Basic DVC workflow

I’m a new DVC user and I have a question about the basic model management workflow.

I’ve configured a repo for DVC, I ran a test experiment by creating a feature branch. I ran a sweep and selected the best model, i.e.

dvc exp run -S 'train.batch_size=16,32,64,128' --queue
dvc queue start
dvc exp apply ex1
git add .
git commit -m 'My Experiment'

I have a question about how to merge this back to main correctly, the process I’ve been following is:

  • switch to main
  • merge the feature branch to main
  • dvc pull

The last step seems to be important - if I don’t do the the vscode source control sidebar shows uncommitted DVC tracked model files. Is this the correct workflow (I’m about to learn GTO but I wanted to ensure that I can correctly manage the state of my main branch first).

1 Like

Hey, @david.waterworth !

TL;DR: I think this link is worth checking: Example: Make an experiment persistent

A few comments on the workflow and suggestion to try:

  • I think you don’t need a branch for this.

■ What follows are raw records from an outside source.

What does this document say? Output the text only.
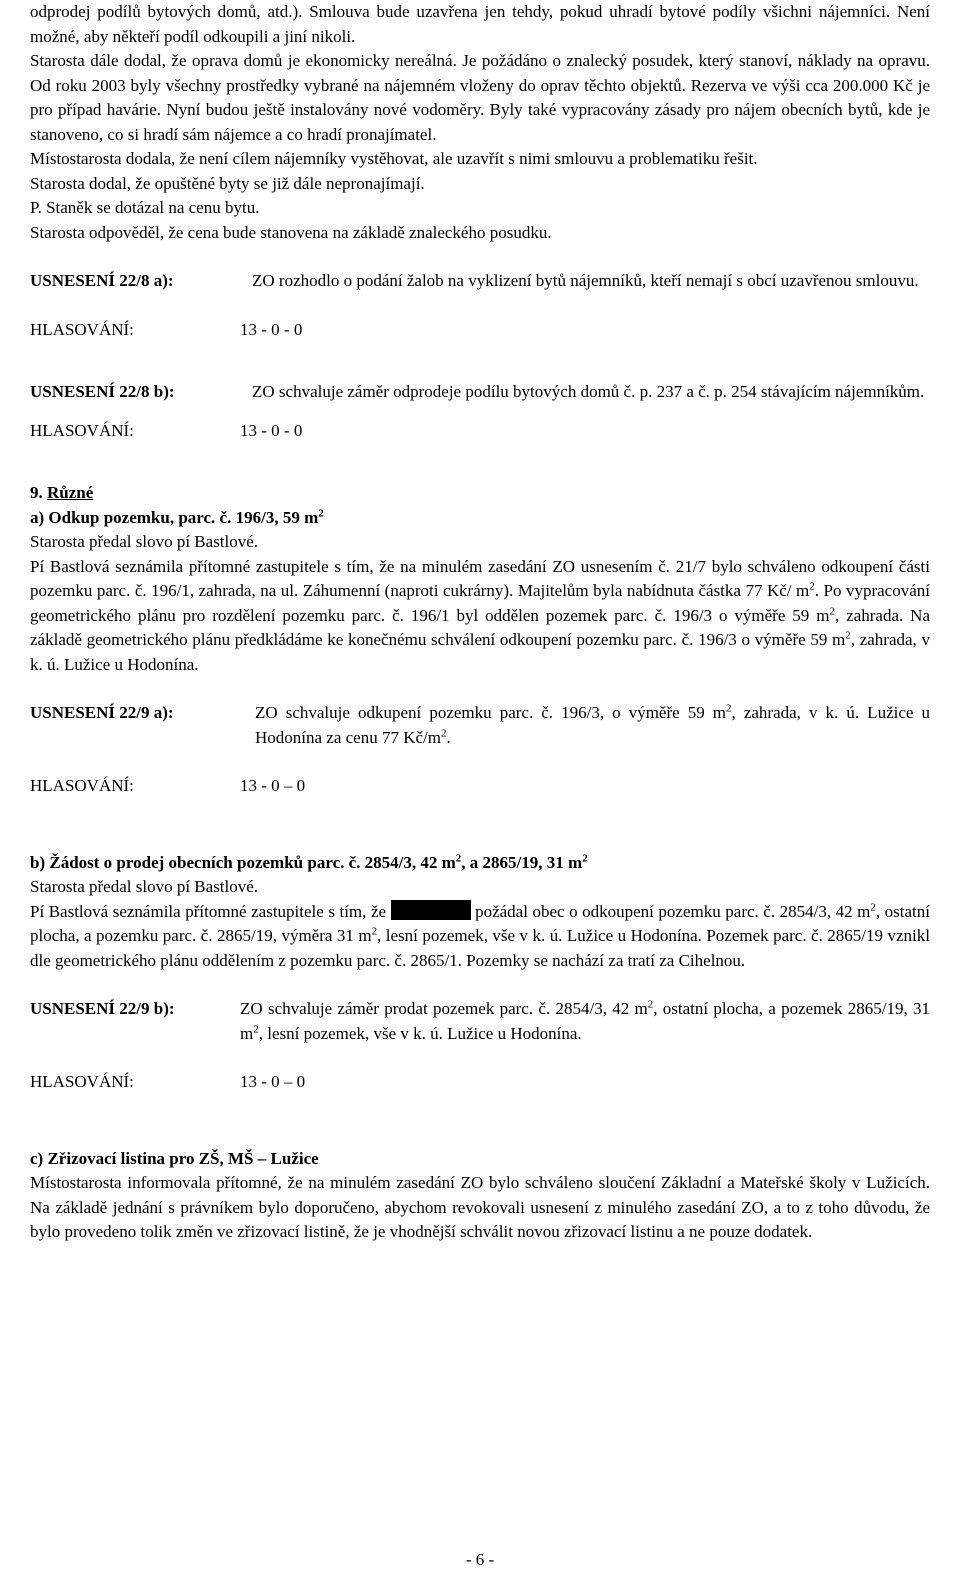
odprodej podílů bytových domů, atd.). Smlouva bude uzavřena jen tehdy, pokud uhradí bytové podíly všichni nájemníci. Není možné, aby někteří podíl odkoupili a jiní nikoli.

Starosta dále dodal, že oprava domů je ekonomicky nereálná. Je požádáno o znalecký posudek, který stanoví, náklady na opravu. Od roku 2003 byly všechny prostředky vybrané na nájemném vloženy do oprav těchto objektů. Rezerva ve výši cca 200.000 Kč je pro případ havárie. Nyní budou ještě instalovány nové vodoměry. Byly také vypracovány zásady pro nájem obecních bytů, kde je stanoveno, co si hradí sám nájemce a co hradí pronajímatel.

Místostarosta dodala, že není cílem nájemníky vystěhovat, ale uzavřít s nimi smlouvu a problematiku řešit.

Starosta dodal, že opuštěné byty se již dále nepronajímají.

P. Staněk se dotázal na cenu bytu.

Starosta odpověděl, že cena bude stanovena na základě znaleckého posudku.

USNESENÍ 22/8 a):	ZO rozhodlo o podání žalob na vyklizení bytů nájemníků, kteří nemají s obcí uzavřenou smlouvu.
HLASOVÁNÍ:	13 - 0 - 0
USNESENÍ 22/8 b):	ZO schvaluje záměr odprodeje podílu bytových domů č. p. 237 a č. p. 254 stávajícím nájemníkům.
HLASOVÁNÍ:	13 - 0 - 0
9. Různé
a) Odkup pozemku, parc. č. 196/3, 59 $m^2$

Starosta předal slovo pí Bastlové.

Pí Bastlová seznámila přítomné zastupitele s tím, že na minulém zasedání ZO usnesením č. 21/7 bylo schváleno odkoupení části pozemku parc. č. 196/1, zahrada, na ul. Záhumenní (naproti cukrárny). Majitelům byla nabídnuta částka 77 Kč/ $m^2$. Po vypracování geometrického plánu pro rozdělení pozemku parc. č. 196/1 byl oddělen pozemek parc. č. 196/3 o výměře 59 $m^2$, zahrada. Na základě geometrického plánu předkládáme ke konečnému schválení odkoupení pozemku parc. č. 196/3 o výměře 59 $m^2$, zahrada, v k. ú. Lužice u Hodonína.

USNESENÍ 22/9 a):	ZO schvaluje odkupení pozemku parc. č. 196/3, o výměře 59 $m^2$, zahrada, v k. ú. Lužice u Hodonína za cenu 77 $Kč/m^2$.
HLASOVÁNÍ:	13 - 0 – 0
b) Žádost o prodej obecních pozemků parc. č. 2854/3, 42 $m^2$, a 2865/19, 31 $m^2$

Starosta předal slovo pí Bastlové.

Pí Bastlová seznámila přítomné zastupitele s tím, že	požádal obec o odkoupení pozemku parc. č. 2854/3, 42 $m^2$, ostatní plocha, a pozemku parc. č. 2865/19, výměra 31 $m^2$, lesní pozemek, vše v k. ú. Lužice u Hodonína. Pozemek parc. č. 2865/19 vznikl dle geometrického plánu oddělením z pozemku parc. č. 2865/1. Pozemky se nachází za tratí za Cihelnou.

USNESENÍ 22/9 b):	ZO schvaluje záměr prodat pozemek parc. č. 2854/3, 42 $m^2$, ostatní plocha, a pozemek 2865/19, 31 $m^2$, lesní pozemek, vše v k. ú. Lužice u Hodonína.
HLASOVÁNÍ:	13 - 0 – 0
c) Zřizovací listina pro ZŠ, MŠ – Lužice

Místostarosta informovala přítomné, že na minulém zasedání ZO bylo schváleno sloučení Základní a Mateřské školy v Lužicích. Na základě jednání s právníkem bylo doporučeno, abychom revokovali usnesení z minulého zasedání ZO, a to z toho důvodu, že bylo provedeno tolik změn ve zřizovací listině, že je vhodnější schválit novou zřizovací listinu a ne pouze dodatek.

- 6 -
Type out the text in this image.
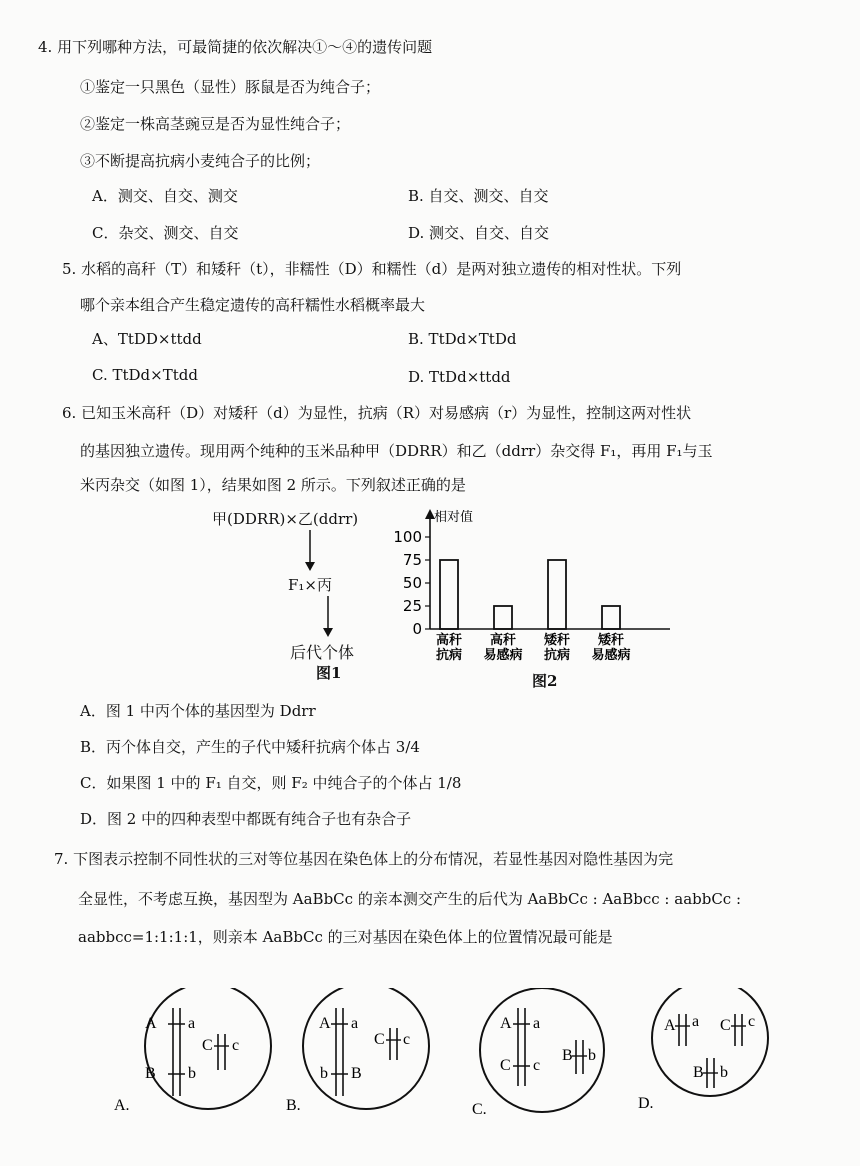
4. 用下列哪种方法，可最简捷的依次解决①～④的遗传问题
①鉴定一只黑色（显性）豚鼠是否为纯合子；
②鉴定一株高茎豌豆是否为显性纯合子；
③不断提高抗病小麦纯合子的比例；
A．测交、自交、测交	B. 自交、测交、自交
C．杂交、测交、自交	D. 测交、自交、自交
5. 水稻的高秆（T）和矮秆（t），非糯性（D）和糯性（d）是两对独立遗传的相对性状。下列
哪个亲本组合产生稳定遗传的高秆糯性水稻概率最大
A、TtDD×ttdd	B. TtDd×TtDd
C. TtDd×Ttdd	D. TtDd×ttdd
6. 已知玉米高秆（D）对矮秆（d）为显性，抗病（R）对易感病（r）为显性，控制这两对性状
的基因独立遗传。现用两个纯种的玉米品种甲（DDRR）和乙（ddrr）杂交得 F₁，再用 F₁与玉
米丙杂交（如图 1），结果如图 2 所示。下列叙述正确的是
甲(DDRR)×乙(ddrr)
F₁×丙
后代个体
图1
相对值
100
75
50
25
0
高秆
抗病
高秆
易感病
矮秆
抗病
矮秆
易感病
图2
A．图 1 中丙个体的基因型为 Ddrr
B．丙个体自交，产生的子代中矮秆抗病个体占 3/4
C．如果图 1 中的 F₁ 自交，则 F₂ 中纯合子的个体占 1/8
D．图 2 中的四种表型中都既有纯合子也有杂合子
7. 下图表示控制不同性状的三对等位基因在染色体上的分布情况，若显性基因对隐性基因为完
全显性，不考虑互换，基因型为 AaBbCc 的亲本测交产生的后代为 AaBbCc : AaBbcc : aabbCc :
aabbcc=1:1:1:1，则亲本 AaBbCc 的三对基因在染色体上的位置情况最可能是
A a
B b
C c
A.
A a
b B
C c
B.
A a
C c
B b
C.
A a C c
B b
D.
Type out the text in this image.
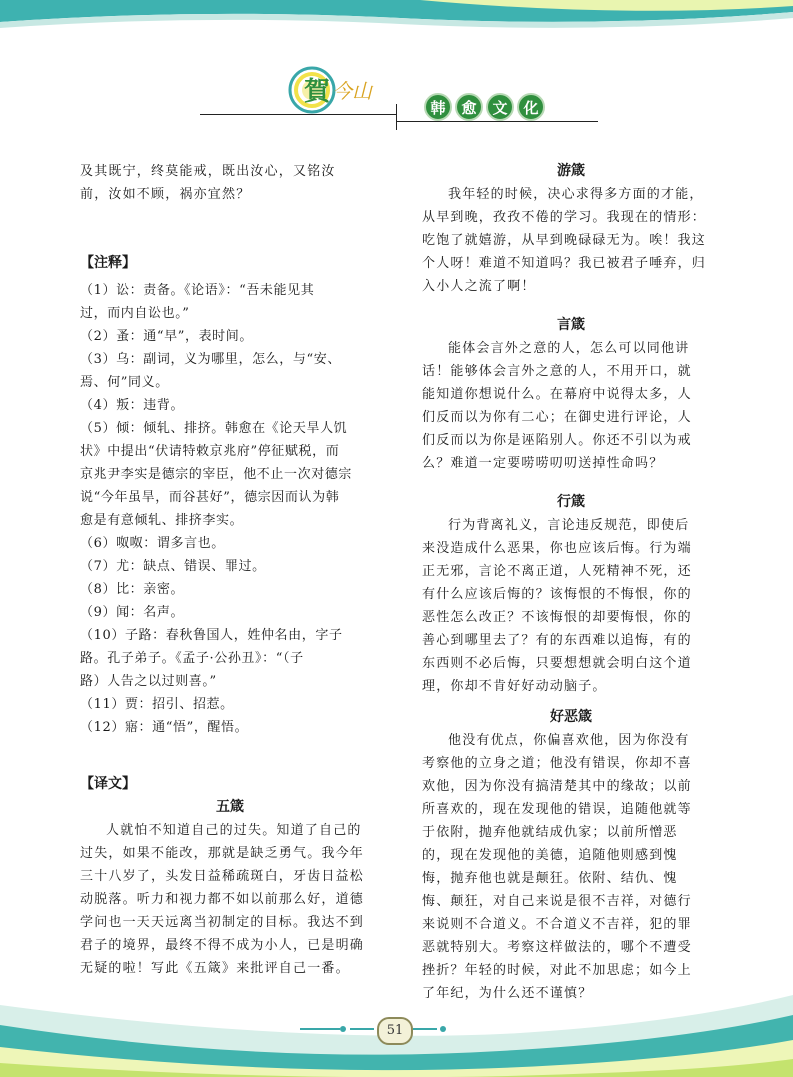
賀 今山
韩	愈	文	化

及其既宁，终莫能戒，既出汝心，又铭汝

前，汝如不顾，祸亦宜然？

【注释】

（1）讼：责备。《论语》：“吾未能见其

过，而内自讼也。”

（2）蚤：通“早”，表时间。

（3）乌：副词，义为哪里，怎么，与“安、

焉、何”同义。

（4）叛：违背。

（5）倾：倾轧、排挤。韩愈在《论天旱人饥

状》中提出“伏请特敕京兆府”停征赋税，而

京兆尹李实是德宗的宰臣，他不止一次对德宗

说“今年虽旱，而谷甚好”，德宗因而认为韩

愈是有意倾轧、排挤李实。

（6）呶呶：谓多言也。

（7）尤：缺点、错误、罪过。

（8）比：亲密。

（9）闻：名声。

（10）子路：春秋鲁国人，姓仲名由，字子

路。孔子弟子。《孟子·公孙丑》：“（子

路）人告之以过则喜。”

（11）贾：招引、招惹。

（12）寤：通“悟”，醒悟。

【译文】

五箴

人就怕不知道自己的过失。知道了自己的

过失，如果不能改，那就是缺乏勇气。我今年

三十八岁了，头发日益稀疏斑白，牙齿日益松

动脱落。听力和视力都不如以前那么好，道德

学问也一天天远离当初制定的目标。我达不到

君子的境界，最终不得不成为小人，已是明确

无疑的啦！写此《五箴》来批评自己一番。

游箴

我年轻的时候，决心求得多方面的才能，

从早到晚，孜孜不倦的学习。我现在的情形：

吃饱了就嬉游，从早到晚碌碌无为。唉！我这

个人呀！难道不知道吗？我已被君子唾弃，归

入小人之流了啊！

言箴

能体会言外之意的人，怎么可以同他讲

话！能够体会言外之意的人，不用开口，就

能知道你想说什么。在幕府中说得太多，人

们反而以为你有二心；在御史进行评论，人

们反而以为你是诬陷别人。你还不引以为戒

么？难道一定要唠唠叨叨送掉性命吗？

行箴

行为背离礼义，言论违反规范，即使后

来没造成什么恶果，你也应该后悔。行为端

正无邪，言论不离正道，人死精神不死，还

有什么应该后悔的？该悔恨的不悔恨，你的

恶性怎么改正？不该悔恨的却要悔恨，你的

善心到哪里去了？有的东西难以追悔，有的

东西则不必后悔，只要想想就会明白这个道

理，你却不肯好好动动脑子。

好恶箴

他没有优点，你偏喜欢他，因为你没有

考察他的立身之道；他没有错误，你却不喜

欢他，因为你没有搞清楚其中的缘故；以前

所喜欢的，现在发现他的错误，追随他就等

于依附，抛弃他就结成仇家；以前所憎恶

的，现在发现他的美德，追随他则感到愧

悔，抛弃他也就是颠狂。依附、结仇、愧

悔、颠狂，对自己来说是很不吉祥，对德行

来说则不合道义。不合道义不吉祥，犯的罪

恶就特别大。考察这样做法的，哪个不遭受

挫折？年轻的时候，对此不加思虑；如今上

了年纪，为什么还不谨慎？

51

If you want at the end an experiment as part of the main branch (e.g. a new commit as a result of running a sweep), I would just run experiments in main. If you run them in the queue they don’t affect the workspace, etc.
  • When you are done, you could do dvc exp apply, dvc exp branch to “materialize” an experiment as a commit in main or as a new branch.

In VS Code you could use context menu to apply an experiment or do a branch.

Let us know if that solves the issue.